En réponse à ces attentes, en l’espace de 8 ans, la part des fruits et légumes distribuée est passée du 18% à 24% du total des produits distribués par le réseau des Banques Alimentaires.
– L’aide alimentaire reçue, contribue à l’équilibre alimentaire pour 83 % des personnes interrogées, soit plus de 10 % en deux ans.
– La qualité des produits reçus à l’aide alimentaire est reconnue à 98 %
L’ACCOMPAGNEMENT SOCIAL, UN SOUTIEN ESSENTIEL …
Deux personnes accueillies sur trois expriment le besoin d’être accompagnées. Cette proportion atteint même 78 % pour les étrangers et 95 % pour ceux qui sont hébergés par des services sociaux.
Cette demande porte principalement sur les démarches administratives (53 %) et les problèmes financiers (53 % ).
Un peu plus d’un tiers (36%) des personnes accueillies participent aux activités proposées par les associations.

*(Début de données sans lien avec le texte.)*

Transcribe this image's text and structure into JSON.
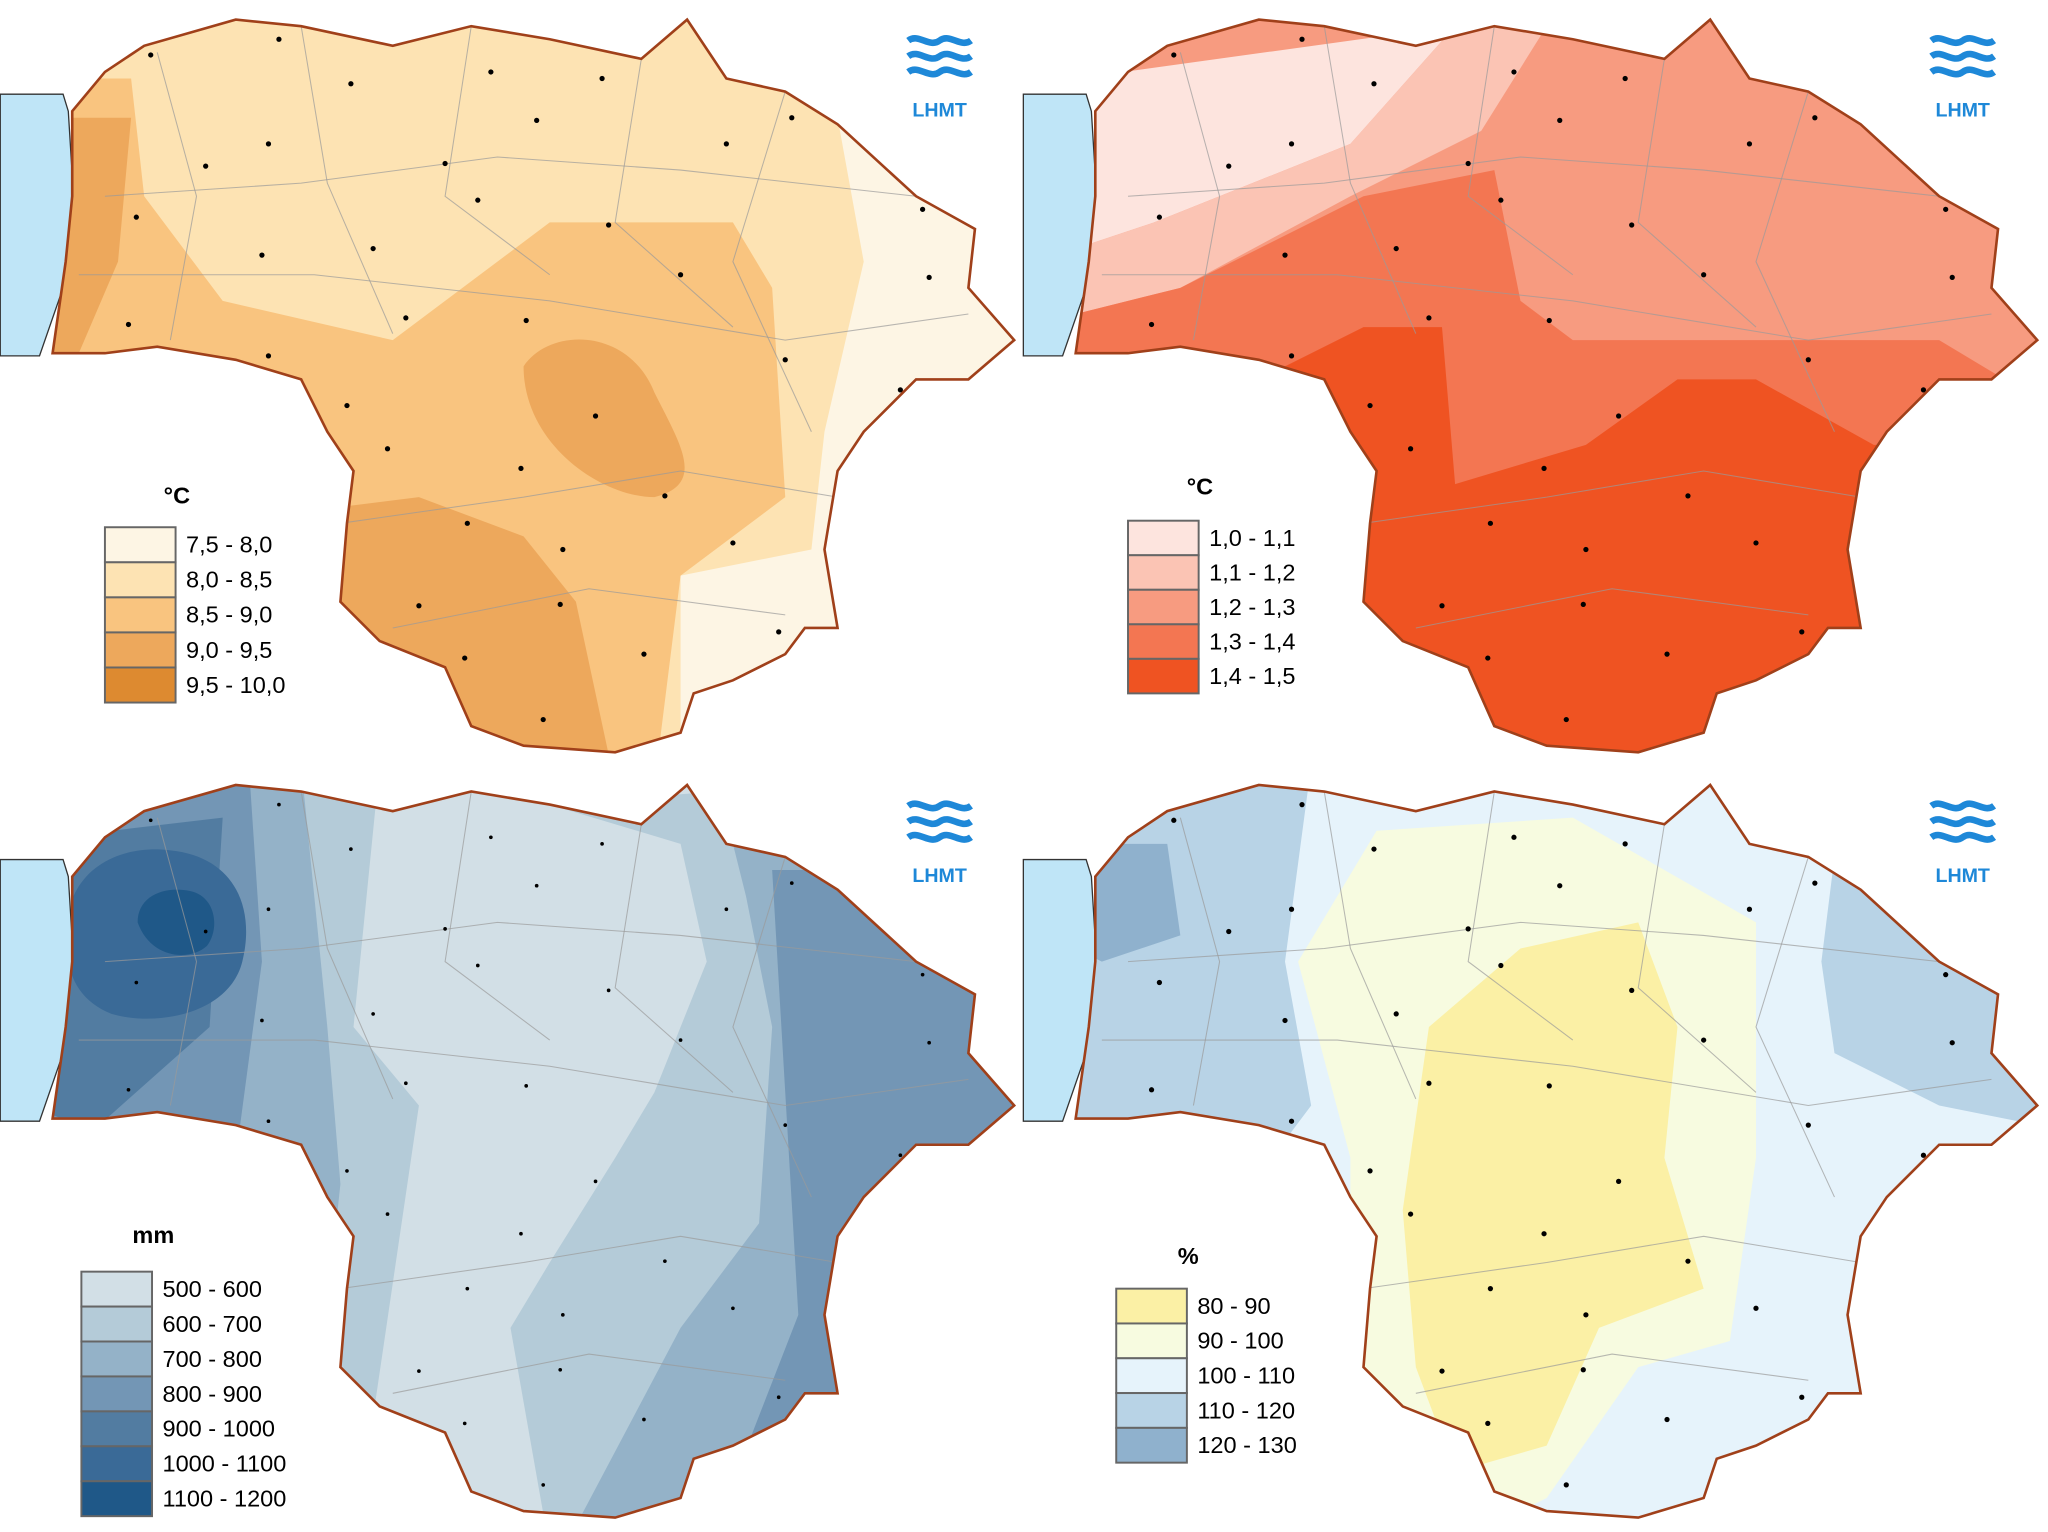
{
  "maps": [
    {
      "unit": "°C",
      "logo": "LHMT",
      "legend": [
        {
          "label": "7,5 - 8,0",
          "color": "#fdf5e4"
        },
        {
          "label": "8,0 - 8,5",
          "color": "#fde3b3"
        },
        {
          "label": "8,5 - 9,0",
          "color": "#f9c47f"
        },
        {
          "label": "9,0 - 9,5",
          "color": "#eda85c"
        },
        {
          "label": "9,5 - 10,0",
          "color": "#dd8a30"
        }
      ]
    },
    {
      "unit": "°C",
      "logo": "LHMT",
      "legend": [
        {
          "label": "1,0 - 1,1",
          "color": "#fde4de"
        },
        {
          "label": "1,1 - 1,2",
          "color": "#fbc4b4"
        },
        {
          "label": "1,2 - 1,3",
          "color": "#f79b80"
        },
        {
          "label": "1,3 - 1,4",
          "color": "#f37652"
        },
        {
          "label": "1,4 - 1,5",
          "color": "#ef5322"
        }
      ]
    },
    {
      "unit": "mm",
      "logo": "LHMT",
      "legend": [
        {
          "label": "500 - 600",
          "color": "#d2dfe6"
        },
        {
          "label": "600 - 700",
          "color": "#b4cbd8"
        },
        {
          "label": "700 - 800",
          "color": "#94b2c8"
        },
        {
          "label": "800 - 900",
          "color": "#7396b5"
        },
        {
          "label": "900 - 1000",
          "color": "#527ca1"
        },
        {
          "label": "1000 - 1100",
          "color": "#3a6a97"
        },
        {
          "label": "1100 - 1200",
          "color": "#1f5888"
        }
      ]
    },
    {
      "unit": "%",
      "logo": "LHMT",
      "legend": [
        {
          "label": "80 - 90",
          "color": "#fbf0a5"
        },
        {
          "label": "90 - 100",
          "color": "#f7fbe0"
        },
        {
          "label": "100 - 110",
          "color": "#e6f3fb"
        },
        {
          "label": "110 - 120",
          "color": "#b8d3e6"
        },
        {
          "label": "120 - 130",
          "color": "#8fb1cd"
        }
      ]
    }
  ]
}
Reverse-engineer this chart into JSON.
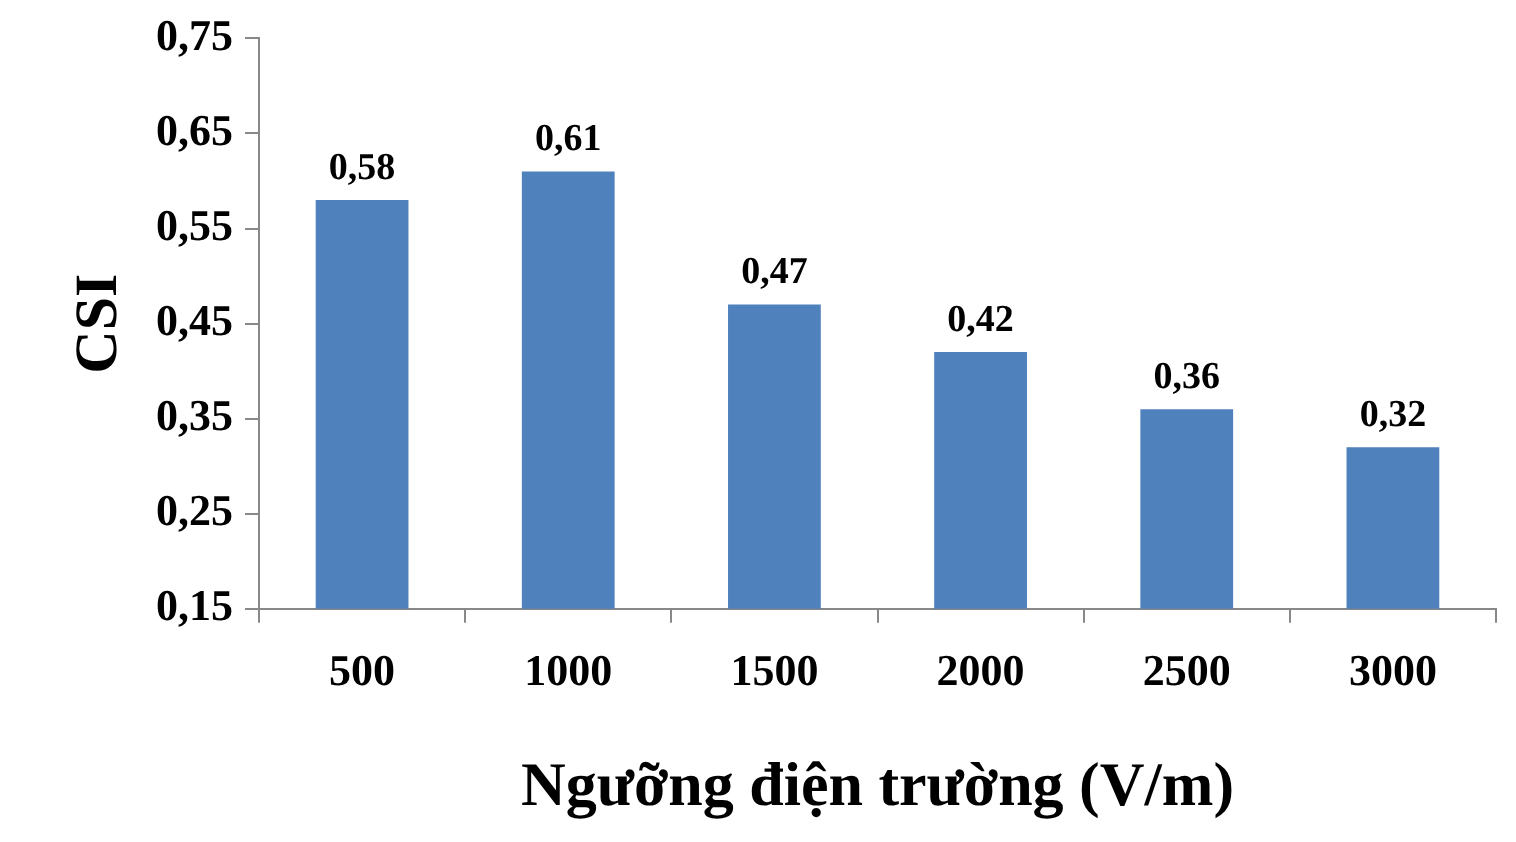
{
  "chart_data": {
    "type": "bar",
    "xlabel": "Ngưỡng điện trường (V/m)",
    "ylabel": "CSI",
    "categories": [
      "500",
      "1000",
      "1500",
      "2000",
      "2500",
      "3000"
    ],
    "values": [
      0.58,
      0.61,
      0.47,
      0.42,
      0.36,
      0.32
    ],
    "value_labels": [
      "0,58",
      "0,61",
      "0,47",
      "0,42",
      "0,36",
      "0,32"
    ],
    "color": "#4f81bd",
    "ylim": [
      0.15,
      0.75
    ],
    "yticks": [
      {
        "value": 0.15,
        "label": "0,15"
      },
      {
        "value": 0.25,
        "label": "0,25"
      },
      {
        "value": 0.35,
        "label": "0,35"
      },
      {
        "value": 0.45,
        "label": "0,45"
      },
      {
        "value": 0.55,
        "label": "0,55"
      },
      {
        "value": 0.65,
        "label": "0,65"
      },
      {
        "value": 0.75,
        "label": "0,75"
      }
    ],
    "grid": false,
    "legend": false
  }
}
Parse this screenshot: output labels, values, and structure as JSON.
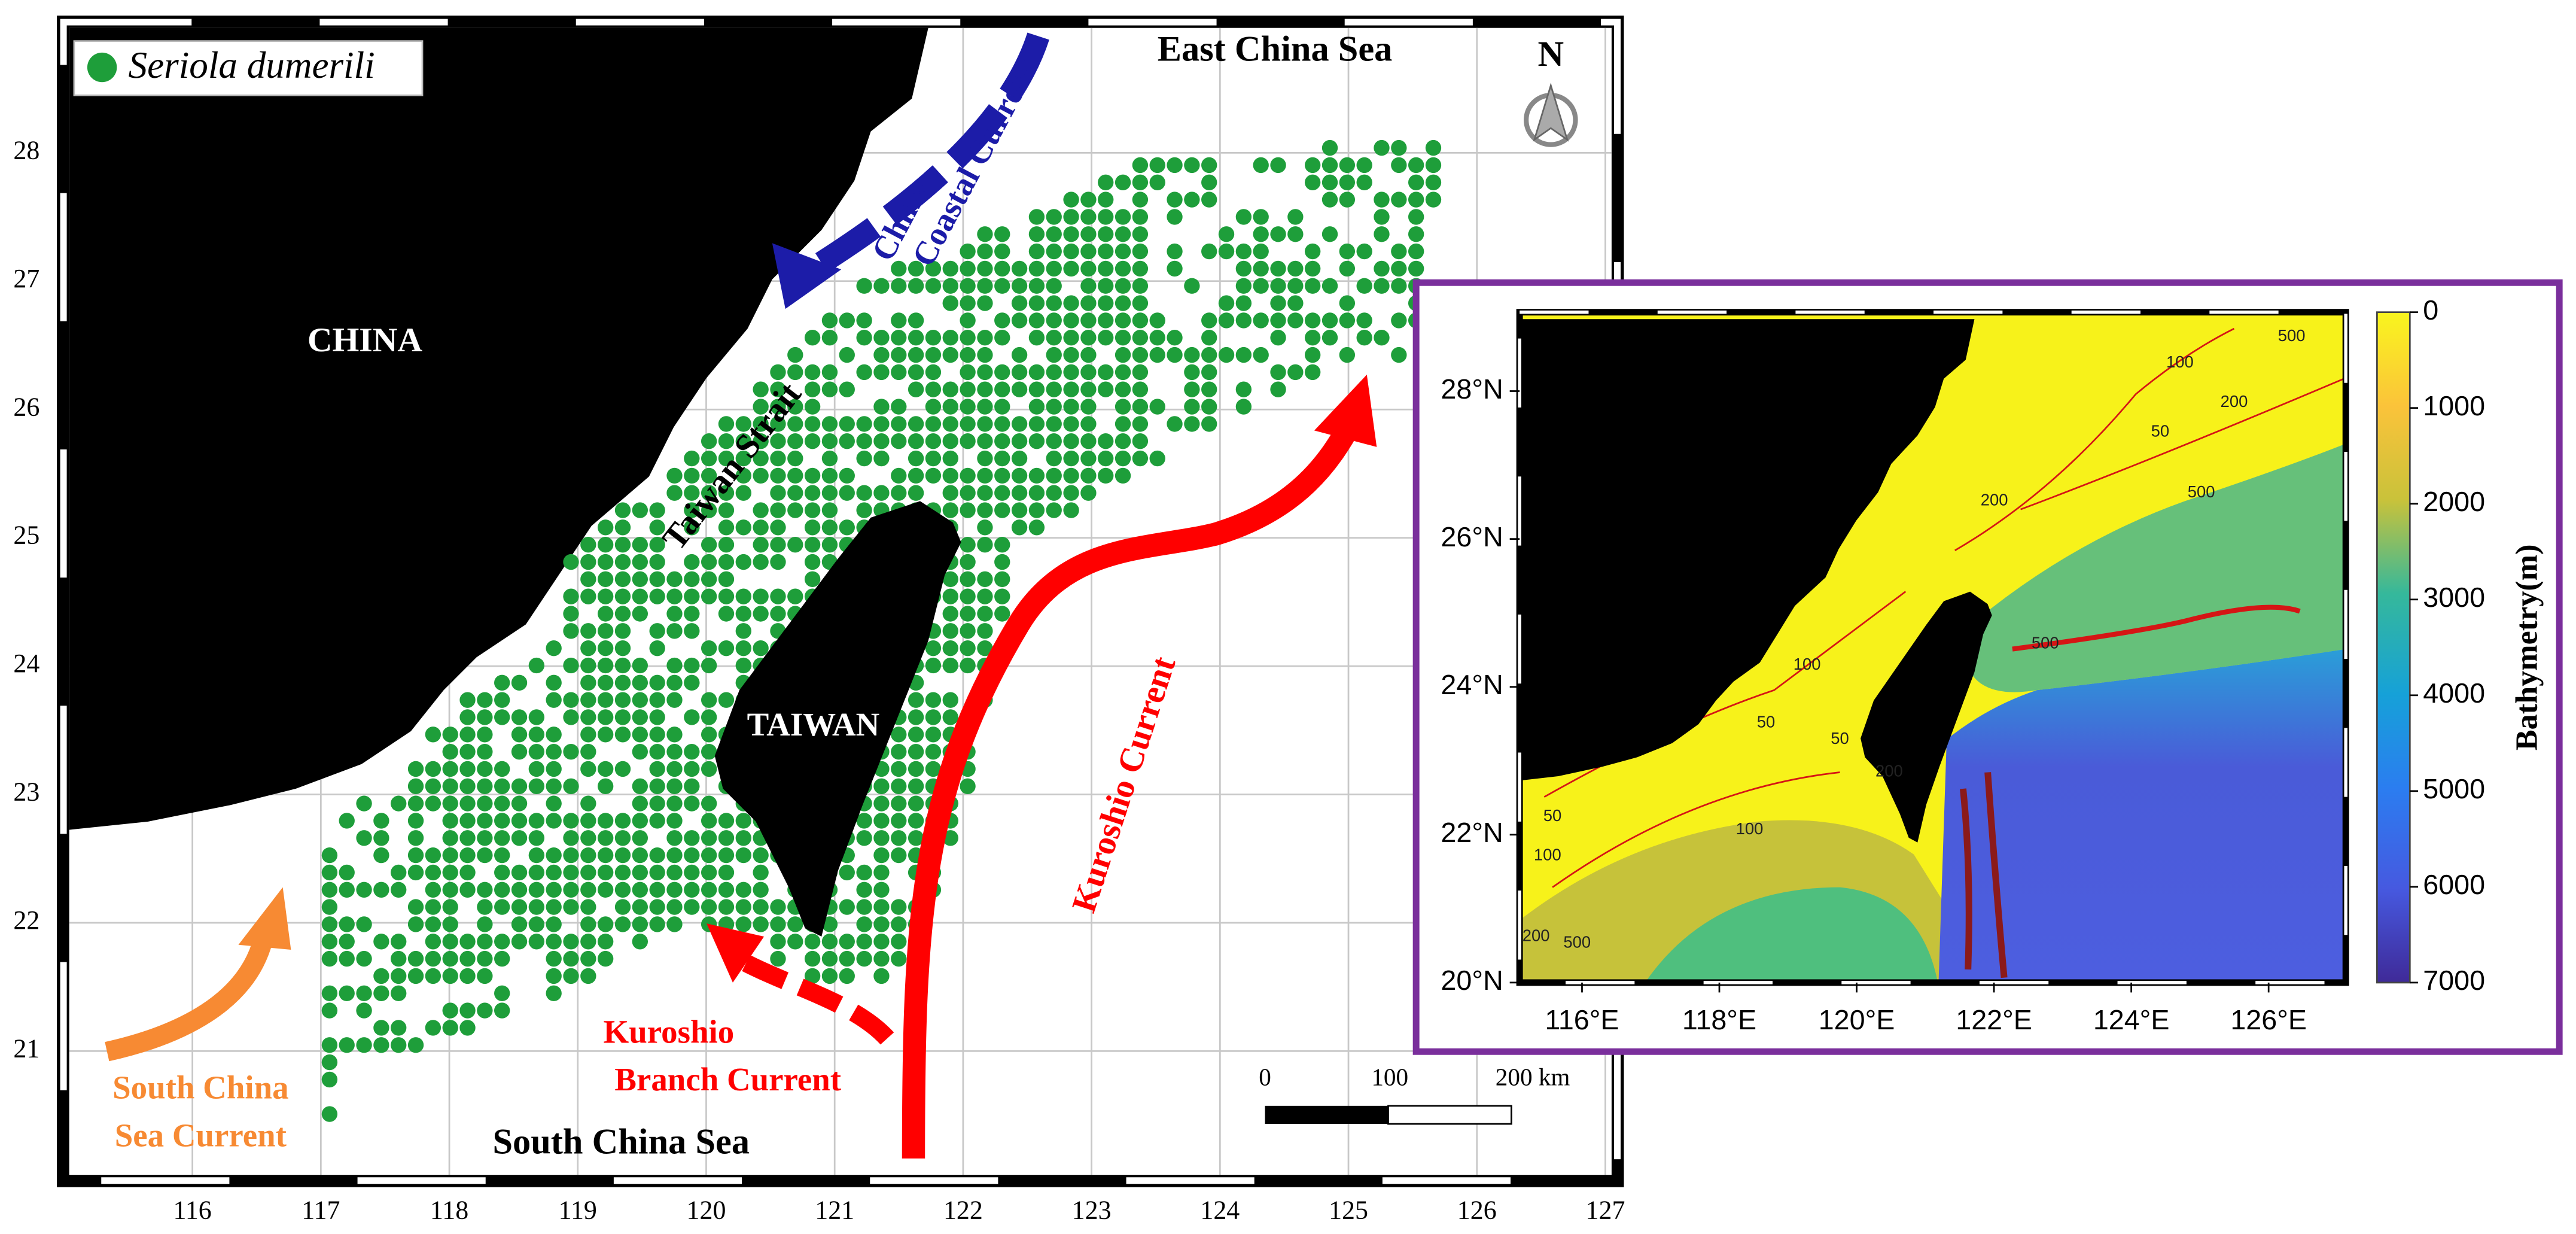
{
  "main_map": {
    "legend": "Seriola dumerili",
    "north": "N",
    "x_ticks": [
      "116",
      "117",
      "118",
      "119",
      "120",
      "121",
      "122",
      "123",
      "124",
      "125",
      "126",
      "127"
    ],
    "y_ticks": [
      "28",
      "27",
      "26",
      "25",
      "24",
      "23",
      "22",
      "21"
    ],
    "places": {
      "china": "CHINA",
      "taiwan": "TAIWAN",
      "strait": "Taiwan Strait",
      "east_sea": "East China Sea",
      "south_sea": "South China Sea"
    },
    "currents": {
      "coastal": [
        "China",
        "Coastal Current"
      ],
      "kuroshio": "Kuroshio Current",
      "branch": [
        "Kuroshio",
        "Branch Current"
      ],
      "south_china_sea": [
        "South China",
        "Sea Current"
      ]
    },
    "scale_bar": [
      "0",
      "100",
      "200 km"
    ]
  },
  "inset": {
    "x_ticks": [
      "116°E",
      "118°E",
      "120°E",
      "122°E",
      "124°E",
      "126°E"
    ],
    "y_ticks": [
      "28°N",
      "26°N",
      "24°N",
      "22°N",
      "20°N"
    ],
    "colorbar": {
      "label": "Bathymetry(m)",
      "ticks": [
        "0",
        "1000",
        "2000",
        "3000",
        "4000",
        "5000",
        "6000",
        "7000"
      ]
    },
    "contour_labels": [
      "50",
      "100",
      "200",
      "500",
      "50",
      "100",
      "200",
      "500",
      "50",
      "100",
      "200",
      "500",
      "500",
      "100",
      "50",
      "200"
    ]
  }
}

Ce sont les sorties et les ateliers cuisine qui suscitent le plus d’intérêt, chacune de ces activités rassemble un tiers de ces participants.
… POUR ROMPRE L’ISOLEMENT
La motivation principale des personnes accueillies est la rencontre avec d’autres personnes (70 %) en progression de 15 points depuis la dernière enquête.
Le rôle des associations dans la lutte contre l’isolement social se renforce donc d’autant plus auprès des personnes seules, qui représentent plus de 40% des personnes accueillies, en hausse de 4 points depuis 2020. Une personne accueillie sur deux ne reçoit pas d’aide de son entourage.
Méthodologie : étude CSA réalisée pour la FFBA du 29 septembre au 15 novembre 2022.